Por Celeste Leite dos Santos
Preocupação cada vez maior da sociedade, o feminicídio é amplamente definido como o assassinato de mulheres pelo fato de serem, simplesmente, mulheres. O tipo de crime tem por fundamento as relações assimétricas de poder, infelizmente ainda vigentes em nossa sociedade, por meio da perpetuação do paradigma de superioridade do sexo masculino sobre o feminino.
Trata-se de um fenômeno enraizado em estruturas de poder produzidas por organizações patriarcais, alimentado por ações misóginas que negam, lamentavelmente, às mulheres o direito à segurança física e mental.
As formas mais frequentes de feminicídio ocorrem em contexto de violência doméstica e familiar, ou por razões de discriminação. É comum, ainda, que esteja associado à prática de outros delitos, como tortura e violência sexuais, especialmente em casos associados ao tráfico de mulheres ou ao crime organizado.
Conhecida como “Pacote Antifeminicídio”, a lei 14.994/2024, sancionada em 9/10, endurece a política criminal ao contemplar com 30 a 40 anos de reclusão os crimes de feminicídio. A pena ainda pode ser majorada em até um terço, caso a mulher esteja grávida, se a violência for cometida três meses após o parto ou se a vítima for menor de 14 ou maior de 60 anos.
O novo diploma legislativo abarca, também, medidas nas esferas iniciais e intermediárias da violência contra a mulher, como o aumento da pena, caso haja violação de medida protetiva, a possibilidade de transferência do agressor para presídio em localidade distinta da residência da vítima, bem como a aplicação em triplo da condenação no caso de vias de fato – e em dobro, no que tange crimes de calúnia, difamação e injúria praticados por razões da condição do sexo feminino.
Destaque, ainda, para a pena de reclusão de 2 a 5 anos, se o réu praticar lesão corporal contra pessoa ligada à vítima. Outro ponto positivo do “Pacote Antifeminicídio”: a retirada da absurda exigência de representação da mulher agredida no que reside crime de ameaça, além da pena ser aplicada em dobro.
É indiscutível que houve avanço com a promulgação da lei em tela.
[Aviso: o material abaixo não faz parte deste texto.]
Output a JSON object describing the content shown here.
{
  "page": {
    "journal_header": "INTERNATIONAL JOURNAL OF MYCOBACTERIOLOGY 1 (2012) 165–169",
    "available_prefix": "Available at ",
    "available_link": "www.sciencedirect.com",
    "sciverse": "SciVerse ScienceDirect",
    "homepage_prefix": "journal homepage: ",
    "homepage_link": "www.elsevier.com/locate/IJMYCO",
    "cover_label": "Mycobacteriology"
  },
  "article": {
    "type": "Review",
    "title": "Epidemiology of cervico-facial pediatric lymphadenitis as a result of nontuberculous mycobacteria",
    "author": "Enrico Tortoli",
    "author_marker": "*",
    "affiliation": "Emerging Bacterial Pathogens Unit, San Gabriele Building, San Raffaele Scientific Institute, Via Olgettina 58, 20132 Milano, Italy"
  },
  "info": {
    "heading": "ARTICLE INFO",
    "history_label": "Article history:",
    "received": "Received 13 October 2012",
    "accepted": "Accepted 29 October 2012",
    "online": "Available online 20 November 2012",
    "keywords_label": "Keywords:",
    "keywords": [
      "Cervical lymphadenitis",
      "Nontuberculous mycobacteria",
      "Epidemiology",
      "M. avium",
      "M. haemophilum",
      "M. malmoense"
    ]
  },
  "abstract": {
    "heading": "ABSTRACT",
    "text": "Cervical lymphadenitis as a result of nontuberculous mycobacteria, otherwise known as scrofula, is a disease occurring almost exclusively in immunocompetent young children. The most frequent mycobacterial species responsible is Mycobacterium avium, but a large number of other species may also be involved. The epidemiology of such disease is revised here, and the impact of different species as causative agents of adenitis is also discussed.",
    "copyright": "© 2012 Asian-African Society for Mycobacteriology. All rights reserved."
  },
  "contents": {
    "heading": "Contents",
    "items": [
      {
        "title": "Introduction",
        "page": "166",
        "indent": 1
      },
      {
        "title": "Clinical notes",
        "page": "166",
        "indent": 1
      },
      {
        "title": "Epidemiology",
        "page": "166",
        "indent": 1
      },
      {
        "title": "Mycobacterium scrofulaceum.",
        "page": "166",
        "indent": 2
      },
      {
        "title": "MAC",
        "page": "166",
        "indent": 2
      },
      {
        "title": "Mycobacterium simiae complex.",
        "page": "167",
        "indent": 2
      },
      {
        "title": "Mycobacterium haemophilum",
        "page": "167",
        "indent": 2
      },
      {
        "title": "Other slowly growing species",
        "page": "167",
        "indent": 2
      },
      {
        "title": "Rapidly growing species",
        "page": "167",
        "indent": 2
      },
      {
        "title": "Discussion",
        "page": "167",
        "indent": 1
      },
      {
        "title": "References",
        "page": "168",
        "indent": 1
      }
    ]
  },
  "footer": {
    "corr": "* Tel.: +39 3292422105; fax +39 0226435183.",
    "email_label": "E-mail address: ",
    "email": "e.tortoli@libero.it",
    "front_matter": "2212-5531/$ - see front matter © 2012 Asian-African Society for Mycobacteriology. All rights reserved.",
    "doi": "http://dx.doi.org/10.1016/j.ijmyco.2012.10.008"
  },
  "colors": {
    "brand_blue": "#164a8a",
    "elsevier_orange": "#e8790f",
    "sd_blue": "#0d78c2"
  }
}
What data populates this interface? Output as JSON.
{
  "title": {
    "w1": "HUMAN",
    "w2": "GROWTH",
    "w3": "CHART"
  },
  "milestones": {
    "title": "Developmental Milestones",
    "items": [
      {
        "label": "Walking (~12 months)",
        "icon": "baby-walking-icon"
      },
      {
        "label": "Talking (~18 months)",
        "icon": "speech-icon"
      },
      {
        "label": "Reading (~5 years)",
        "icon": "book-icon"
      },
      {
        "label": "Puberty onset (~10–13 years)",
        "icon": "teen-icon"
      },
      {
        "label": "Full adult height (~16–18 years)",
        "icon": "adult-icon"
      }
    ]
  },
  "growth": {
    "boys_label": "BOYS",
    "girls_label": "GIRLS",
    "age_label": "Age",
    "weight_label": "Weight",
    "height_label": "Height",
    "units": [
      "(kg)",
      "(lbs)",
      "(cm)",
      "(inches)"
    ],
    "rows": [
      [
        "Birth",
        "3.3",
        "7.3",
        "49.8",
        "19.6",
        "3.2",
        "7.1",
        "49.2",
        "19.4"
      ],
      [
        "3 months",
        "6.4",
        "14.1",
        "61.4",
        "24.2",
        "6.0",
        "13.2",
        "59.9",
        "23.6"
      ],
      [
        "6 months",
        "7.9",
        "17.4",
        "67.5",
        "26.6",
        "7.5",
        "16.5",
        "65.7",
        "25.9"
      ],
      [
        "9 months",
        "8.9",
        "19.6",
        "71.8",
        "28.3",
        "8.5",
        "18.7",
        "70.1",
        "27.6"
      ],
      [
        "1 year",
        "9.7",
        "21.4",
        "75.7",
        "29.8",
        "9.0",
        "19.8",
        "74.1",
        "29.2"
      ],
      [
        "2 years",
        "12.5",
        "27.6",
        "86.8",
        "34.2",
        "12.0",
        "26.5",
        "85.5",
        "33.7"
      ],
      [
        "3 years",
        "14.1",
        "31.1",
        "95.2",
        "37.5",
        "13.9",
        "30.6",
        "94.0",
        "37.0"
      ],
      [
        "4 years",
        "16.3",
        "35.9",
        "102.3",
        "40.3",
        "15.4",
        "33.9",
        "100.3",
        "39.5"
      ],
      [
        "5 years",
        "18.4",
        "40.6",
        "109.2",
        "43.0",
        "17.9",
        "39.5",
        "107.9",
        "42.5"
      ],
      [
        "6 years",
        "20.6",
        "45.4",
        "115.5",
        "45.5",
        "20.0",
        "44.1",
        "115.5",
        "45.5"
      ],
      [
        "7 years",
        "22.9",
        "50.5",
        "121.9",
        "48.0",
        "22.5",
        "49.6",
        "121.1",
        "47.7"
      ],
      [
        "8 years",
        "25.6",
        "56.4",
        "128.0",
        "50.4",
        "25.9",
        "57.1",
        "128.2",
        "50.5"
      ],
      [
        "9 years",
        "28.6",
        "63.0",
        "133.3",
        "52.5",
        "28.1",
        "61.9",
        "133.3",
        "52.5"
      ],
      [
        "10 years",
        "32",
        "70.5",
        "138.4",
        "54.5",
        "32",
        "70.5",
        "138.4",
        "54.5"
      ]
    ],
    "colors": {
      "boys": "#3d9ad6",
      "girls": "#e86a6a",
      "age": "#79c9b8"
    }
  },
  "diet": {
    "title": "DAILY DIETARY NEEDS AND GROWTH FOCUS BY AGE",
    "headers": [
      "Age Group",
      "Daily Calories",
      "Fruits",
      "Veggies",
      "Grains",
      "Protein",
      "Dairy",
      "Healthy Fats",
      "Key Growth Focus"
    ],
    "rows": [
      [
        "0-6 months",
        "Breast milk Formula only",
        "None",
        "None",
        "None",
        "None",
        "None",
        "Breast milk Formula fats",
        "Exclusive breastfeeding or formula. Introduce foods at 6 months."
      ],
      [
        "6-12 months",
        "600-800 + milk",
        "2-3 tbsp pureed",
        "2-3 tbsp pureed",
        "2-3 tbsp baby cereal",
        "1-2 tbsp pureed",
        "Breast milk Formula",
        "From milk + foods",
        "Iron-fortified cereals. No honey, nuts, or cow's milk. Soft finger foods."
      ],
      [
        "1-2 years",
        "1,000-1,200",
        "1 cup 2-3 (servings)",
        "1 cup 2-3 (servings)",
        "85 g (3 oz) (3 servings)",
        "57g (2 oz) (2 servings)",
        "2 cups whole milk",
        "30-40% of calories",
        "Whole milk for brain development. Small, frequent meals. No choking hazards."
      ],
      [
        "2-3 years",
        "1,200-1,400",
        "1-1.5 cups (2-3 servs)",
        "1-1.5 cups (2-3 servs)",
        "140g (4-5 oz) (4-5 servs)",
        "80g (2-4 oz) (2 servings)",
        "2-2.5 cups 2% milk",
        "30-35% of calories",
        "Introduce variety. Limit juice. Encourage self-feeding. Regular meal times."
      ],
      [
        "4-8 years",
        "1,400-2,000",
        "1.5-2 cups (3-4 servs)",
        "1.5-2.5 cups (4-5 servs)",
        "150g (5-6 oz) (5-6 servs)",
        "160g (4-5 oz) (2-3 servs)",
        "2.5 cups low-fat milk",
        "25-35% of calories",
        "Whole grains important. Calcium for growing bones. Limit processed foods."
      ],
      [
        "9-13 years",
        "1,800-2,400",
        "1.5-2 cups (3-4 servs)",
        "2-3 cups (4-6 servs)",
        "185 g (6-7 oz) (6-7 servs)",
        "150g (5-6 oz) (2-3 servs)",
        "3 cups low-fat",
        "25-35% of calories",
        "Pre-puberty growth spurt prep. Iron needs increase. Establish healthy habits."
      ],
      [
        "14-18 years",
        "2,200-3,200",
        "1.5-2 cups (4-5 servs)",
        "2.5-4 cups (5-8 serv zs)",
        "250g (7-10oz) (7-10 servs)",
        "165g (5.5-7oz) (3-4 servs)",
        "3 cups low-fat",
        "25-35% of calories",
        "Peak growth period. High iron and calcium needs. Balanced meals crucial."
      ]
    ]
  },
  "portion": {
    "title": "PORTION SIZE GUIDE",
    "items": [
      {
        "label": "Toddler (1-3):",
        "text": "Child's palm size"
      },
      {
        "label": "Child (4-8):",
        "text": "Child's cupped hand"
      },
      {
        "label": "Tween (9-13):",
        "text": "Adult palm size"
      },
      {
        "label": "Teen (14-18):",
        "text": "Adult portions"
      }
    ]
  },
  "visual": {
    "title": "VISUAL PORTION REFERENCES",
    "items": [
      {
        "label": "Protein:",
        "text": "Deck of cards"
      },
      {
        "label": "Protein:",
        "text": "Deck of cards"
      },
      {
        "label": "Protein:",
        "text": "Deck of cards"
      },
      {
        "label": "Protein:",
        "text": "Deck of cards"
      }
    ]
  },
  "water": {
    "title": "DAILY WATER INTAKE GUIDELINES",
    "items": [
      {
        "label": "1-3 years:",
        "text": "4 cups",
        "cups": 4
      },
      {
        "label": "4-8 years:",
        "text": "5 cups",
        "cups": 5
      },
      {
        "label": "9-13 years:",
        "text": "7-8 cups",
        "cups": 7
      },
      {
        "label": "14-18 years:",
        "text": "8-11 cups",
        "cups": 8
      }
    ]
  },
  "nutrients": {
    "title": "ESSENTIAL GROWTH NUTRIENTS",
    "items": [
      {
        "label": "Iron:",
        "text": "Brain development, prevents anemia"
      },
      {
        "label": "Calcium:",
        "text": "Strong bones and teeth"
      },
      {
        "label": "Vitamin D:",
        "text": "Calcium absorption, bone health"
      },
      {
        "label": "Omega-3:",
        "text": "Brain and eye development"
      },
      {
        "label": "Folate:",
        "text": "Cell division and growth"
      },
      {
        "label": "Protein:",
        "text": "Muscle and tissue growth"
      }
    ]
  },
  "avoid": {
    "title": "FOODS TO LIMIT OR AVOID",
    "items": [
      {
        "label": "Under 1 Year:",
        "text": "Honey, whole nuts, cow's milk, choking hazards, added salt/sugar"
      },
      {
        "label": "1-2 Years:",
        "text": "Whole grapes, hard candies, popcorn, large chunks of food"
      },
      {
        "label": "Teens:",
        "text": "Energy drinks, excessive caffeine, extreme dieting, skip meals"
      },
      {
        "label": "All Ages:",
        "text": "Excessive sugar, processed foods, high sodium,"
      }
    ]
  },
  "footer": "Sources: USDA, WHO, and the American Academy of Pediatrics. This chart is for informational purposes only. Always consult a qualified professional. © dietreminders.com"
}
Contudo, a progressividade legislativa, em matéria de equidade de gênero, demanda a adoção no Brasil de políticas complementares, como a edição do Estatuto da Vítima (projeto de lei 3.890-2020).
Represado no Congresso Nacional desde maio de 2023, onde aguarda por votação, o texto garante às mulheres que estejam em situação de vulnerabilidade por força da violência a possibilidade de usufruirem de direitos humanos básicos, como o acesso à informação, à comunicação, à assistência à saúde, acolhimento psicológico e social, e reparação do dano causado – só para citar algumas das propostas.
Não menos importante a título de reflexão, a desigualdade de gênero é causa subjacente da violência contra a mulher e do feminicídio. Porém, o Estado brasileiro ainda permanece tímido na elaboração de políticas públicas que permitam corrigir esse desequilíbrio social.
Por ser uma manifestação persistente da desigualdade de gênero, há de se atacar a raiz do problema, sob pena da nova legislação brasileira face ao feminicídio permanecer reativa em vez de proativa.
Somente endurecer a lei não basta! Não reconhecer a causa também pode permitir que altas taxas de feminicídio persistam, apesar do aumento das penalidades, correndo o risco de nosso País, assim, manter a perpetuação da subvalorização das mulheres em nossa sociedade. Algo, diga-se de passagem, inafiançável e inaceitável.
Celeste Leite dos Santos é presidente do Instituto Brasileiro de Atenção Integral à Vítima (Pró-Vítima) e promotora de Justiça em Último Grau do Colégio Recursal do Ministério Público (MP) de São Paulo.